Öğrenci Açısından İkili Eğitim: İkili eğitim sisteminin öğrenciler açısından negatif yönleri bulunmaktadır. Tam gün eğitim ile birlikte çocukların daha fazla okulda kalacaklardır. Öğrencinin başarısı ve gelişimi ile okulda geçirdiği süre doğru orantılıdır. Bu nedenle öğrenci ne kadar okulda fazla kalırsa okulun öğrenci üzerinde olumlu etkisi o kadar fazla olacaktır. İkili eğitimde veliler ve çocuklar okulun ön hazırlık süreçleri için her sabah erken saatlerde uyanmak zorundalar.
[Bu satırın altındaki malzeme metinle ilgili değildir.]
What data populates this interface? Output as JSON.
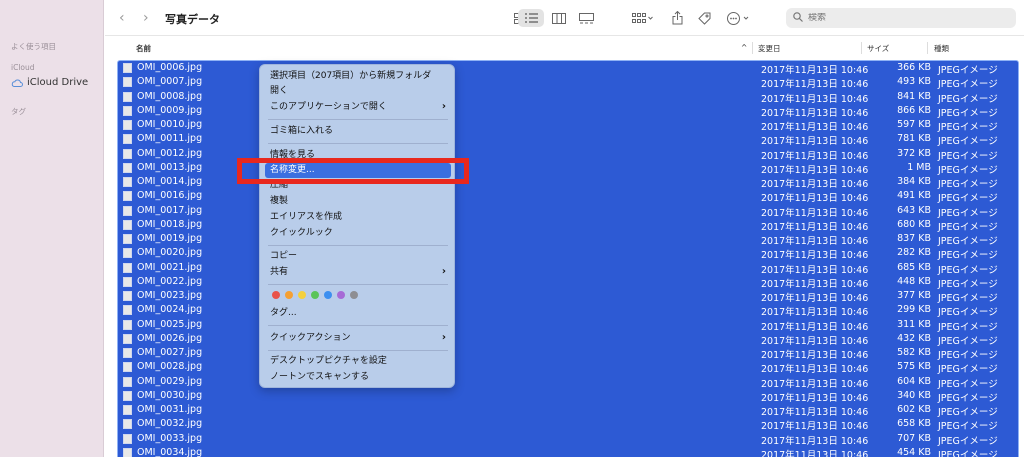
{
  "window": {
    "title": "写真データ"
  },
  "sidebar": {
    "favorites_heading": "よく使う項目",
    "icloud_heading": "iCloud",
    "icloud_drive": "iCloud Drive",
    "tags_heading": "タグ"
  },
  "toolbar": {
    "back": "‹",
    "forward": "›",
    "search_placeholder": "検索"
  },
  "columns": {
    "name": "名前",
    "modified": "変更日",
    "size": "サイズ",
    "kind": "種類",
    "sort_indicator": "^"
  },
  "files": [
    {
      "name": "OMI_0006.jpg",
      "date": "2017年11月13日 10:46",
      "size": "366 KB",
      "kind": "JPEGイメージ"
    },
    {
      "name": "OMI_0007.jpg",
      "date": "2017年11月13日 10:46",
      "size": "493 KB",
      "kind": "JPEGイメージ"
    },
    {
      "name": "OMI_0008.jpg",
      "date": "2017年11月13日 10:46",
      "size": "841 KB",
      "kind": "JPEGイメージ"
    },
    {
      "name": "OMI_0009.jpg",
      "date": "2017年11月13日 10:46",
      "size": "866 KB",
      "kind": "JPEGイメージ"
    },
    {
      "name": "OMI_0010.jpg",
      "date": "2017年11月13日 10:46",
      "size": "597 KB",
      "kind": "JPEGイメージ"
    },
    {
      "name": "OMI_0011.jpg",
      "date": "2017年11月13日 10:46",
      "size": "781 KB",
      "kind": "JPEGイメージ"
    },
    {
      "name": "OMI_0012.jpg",
      "date": "2017年11月13日 10:46",
      "size": "372 KB",
      "kind": "JPEGイメージ"
    },
    {
      "name": "OMI_0013.jpg",
      "date": "2017年11月13日 10:46",
      "size": "1 MB",
      "kind": "JPEGイメージ"
    },
    {
      "name": "OMI_0014.jpg",
      "date": "2017年11月13日 10:46",
      "size": "384 KB",
      "kind": "JPEGイメージ"
    },
    {
      "name": "OMI_0016.jpg",
      "date": "2017年11月13日 10:46",
      "size": "491 KB",
      "kind": "JPEGイメージ"
    },
    {
      "name": "OMI_0017.jpg",
      "date": "2017年11月13日 10:46",
      "size": "643 KB",
      "kind": "JPEGイメージ"
    },
    {
      "name": "OMI_0018.jpg",
      "date": "2017年11月13日 10:46",
      "size": "680 KB",
      "kind": "JPEGイメージ"
    },
    {
      "name": "OMI_0019.jpg",
      "date": "2017年11月13日 10:46",
      "size": "837 KB",
      "kind": "JPEGイメージ"
    },
    {
      "name": "OMI_0020.jpg",
      "date": "2017年11月13日 10:46",
      "size": "282 KB",
      "kind": "JPEGイメージ"
    },
    {
      "name": "OMI_0021.jpg",
      "date": "2017年11月13日 10:46",
      "size": "685 KB",
      "kind": "JPEGイメージ"
    },
    {
      "name": "OMI_0022.jpg",
      "date": "2017年11月13日 10:46",
      "size": "448 KB",
      "kind": "JPEGイメージ"
    },
    {
      "name": "OMI_0023.jpg",
      "date": "2017年11月13日 10:46",
      "size": "377 KB",
      "kind": "JPEGイメージ"
    },
    {
      "name": "OMI_0024.jpg",
      "date": "2017年11月13日 10:46",
      "size": "299 KB",
      "kind": "JPEGイメージ"
    },
    {
      "name": "OMI_0025.jpg",
      "date": "2017年11月13日 10:46",
      "size": "311 KB",
      "kind": "JPEGイメージ"
    },
    {
      "name": "OMI_0026.jpg",
      "date": "2017年11月13日 10:46",
      "size": "432 KB",
      "kind": "JPEGイメージ"
    },
    {
      "name": "OMI_0027.jpg",
      "date": "2017年11月13日 10:46",
      "size": "582 KB",
      "kind": "JPEGイメージ"
    },
    {
      "name": "OMI_0028.jpg",
      "date": "2017年11月13日 10:46",
      "size": "575 KB",
      "kind": "JPEGイメージ"
    },
    {
      "name": "OMI_0029.jpg",
      "date": "2017年11月13日 10:46",
      "size": "604 KB",
      "kind": "JPEGイメージ"
    },
    {
      "name": "OMI_0030.jpg",
      "date": "2017年11月13日 10:46",
      "size": "340 KB",
      "kind": "JPEGイメージ"
    },
    {
      "name": "OMI_0031.jpg",
      "date": "2017年11月13日 10:46",
      "size": "602 KB",
      "kind": "JPEGイメージ"
    },
    {
      "name": "OMI_0032.jpg",
      "date": "2017年11月13日 10:46",
      "size": "658 KB",
      "kind": "JPEGイメージ"
    },
    {
      "name": "OMI_0033.jpg",
      "date": "2017年11月13日 10:46",
      "size": "707 KB",
      "kind": "JPEGイメージ"
    },
    {
      "name": "OMI_0034.jpg",
      "date": "2017年11月13日 10:46",
      "size": "454 KB",
      "kind": "JPEGイメージ"
    }
  ],
  "context_menu": {
    "new_folder_with_selection": "選択項目（207項目）から新規フォルダ",
    "open": "開く",
    "open_with": "このアプリケーションで開く",
    "move_to_trash": "ゴミ箱に入れる",
    "get_info": "情報を見る",
    "rename": "名称変更...",
    "compress": "圧縮",
    "duplicate": "複製",
    "make_alias": "エイリアスを作成",
    "quick_look": "クイックルック",
    "copy": "コピー",
    "share": "共有",
    "tags": "タグ...",
    "quick_actions": "クイックアクション",
    "set_desktop_picture": "デスクトップピクチャを設定",
    "scan_with_norton": "ノートンでスキャンする",
    "submenu_chevron": "›",
    "tag_colors": [
      "#e8524a",
      "#f5a033",
      "#f4d03f",
      "#5bc45a",
      "#3d8ff0",
      "#a66bd6",
      "#8e8e93"
    ]
  },
  "colors": {
    "selection": "#2d5ad4",
    "menu_bg": "#b9cdea",
    "menu_highlight": "#3b6fe0",
    "annotation": "#e8281e"
  }
}
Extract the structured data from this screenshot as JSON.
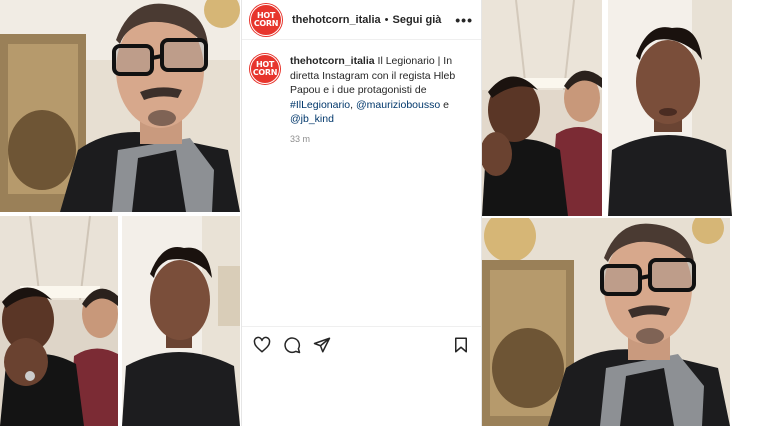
{
  "post": {
    "username": "thehotcorn_italia",
    "separator": "•",
    "follow_status": "Segui già",
    "more_icon": "more-horizontal-icon",
    "avatar_text": "HOT CORN",
    "caption": {
      "username": "thehotcorn_italia",
      "part1": " Il Legionario | In diretta Instagram con il regista Hleb Papou e i due protagonisti de ",
      "hashtag": "#IlLegionario",
      "sep1": ", ",
      "mention1": "@mauriziobousso",
      "sep2": " e ",
      "mention2": "@jb_kind"
    },
    "timestamp": "33 m",
    "actions": [
      "like-icon",
      "comment-icon",
      "share-icon",
      "save-icon"
    ]
  },
  "colors": {
    "brand_red": "#e7352d",
    "link_blue": "#00376b"
  }
}
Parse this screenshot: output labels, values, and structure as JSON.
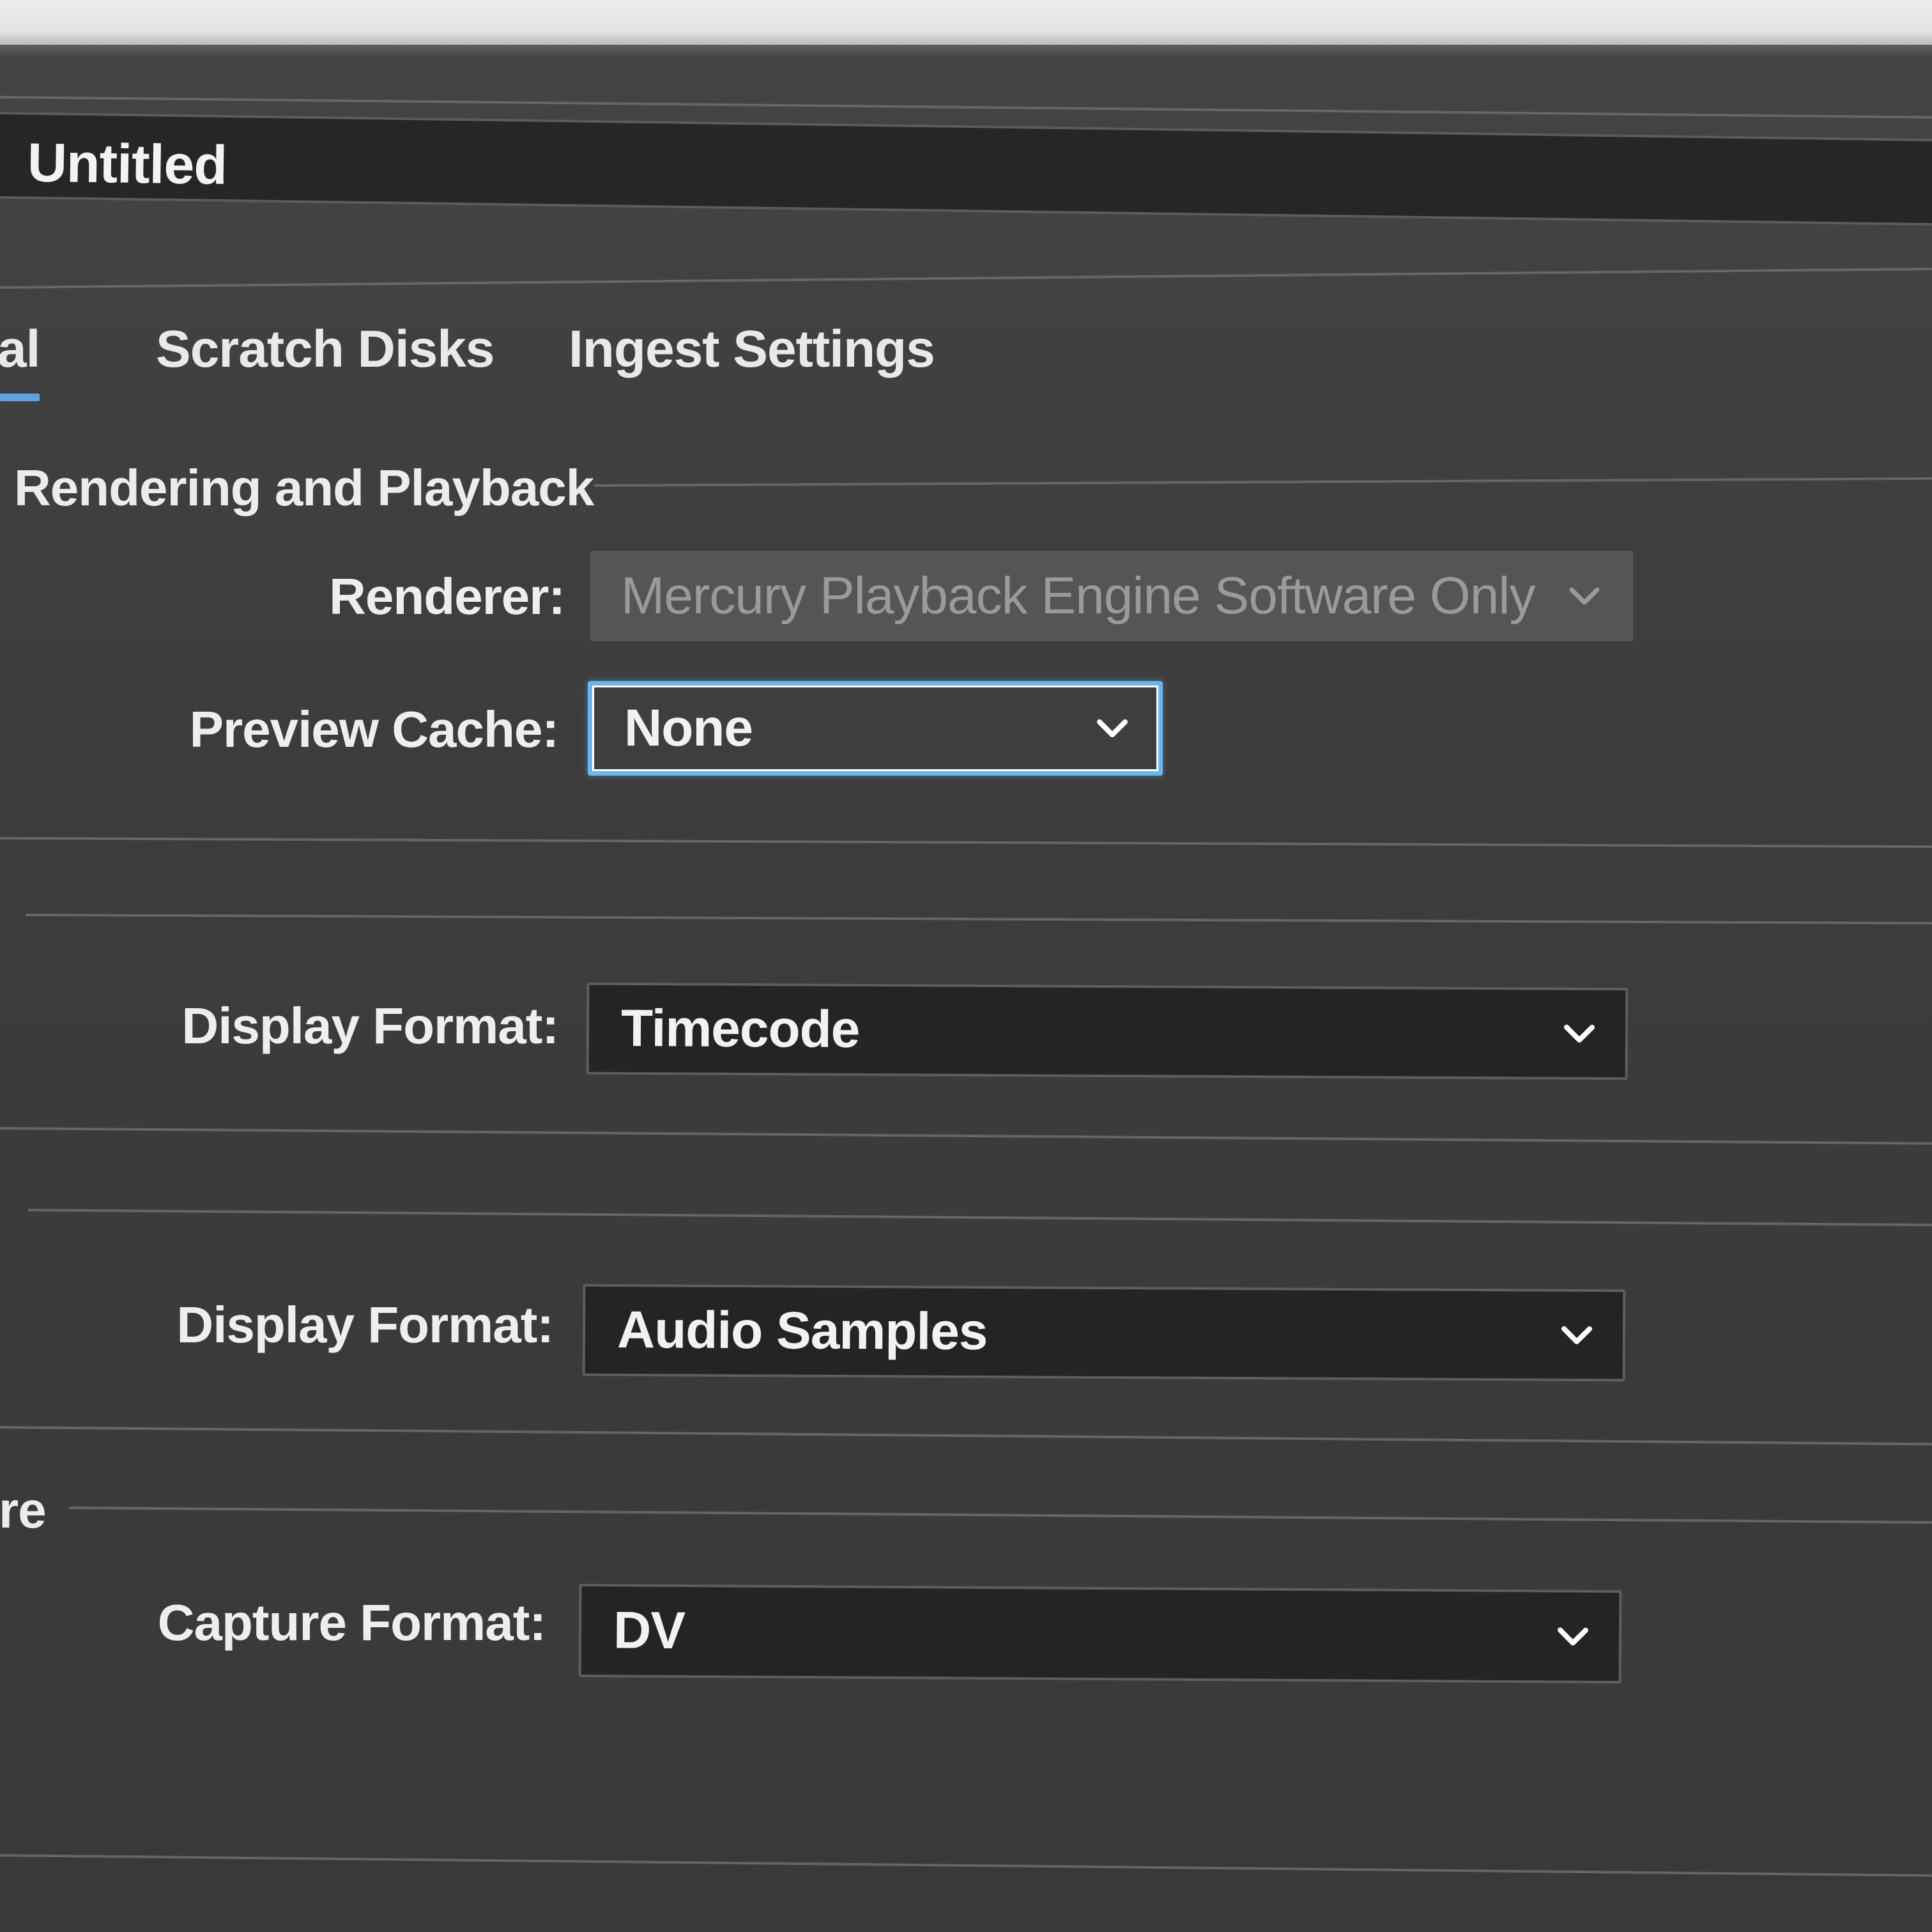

Çünkü okullarda dersler sabah erken saatlerde başlamaktadır. Erken kalkan bir öğrenciden okulda verim almak da zorlaşmaktadır.
Güvenlik Sorunu: Öğrenciler geç saatlerde evlerine gidince güvenlik sorunları oluşmaktadır. Şiddet olayları artabilmektedir.
İkili Eğitim Kurumlarında Görevli Yöneticilerin Sorunları
Yöneticilerin karşılaşmış olduğu sorunları şu başlıklar altında sıralayabiliriz.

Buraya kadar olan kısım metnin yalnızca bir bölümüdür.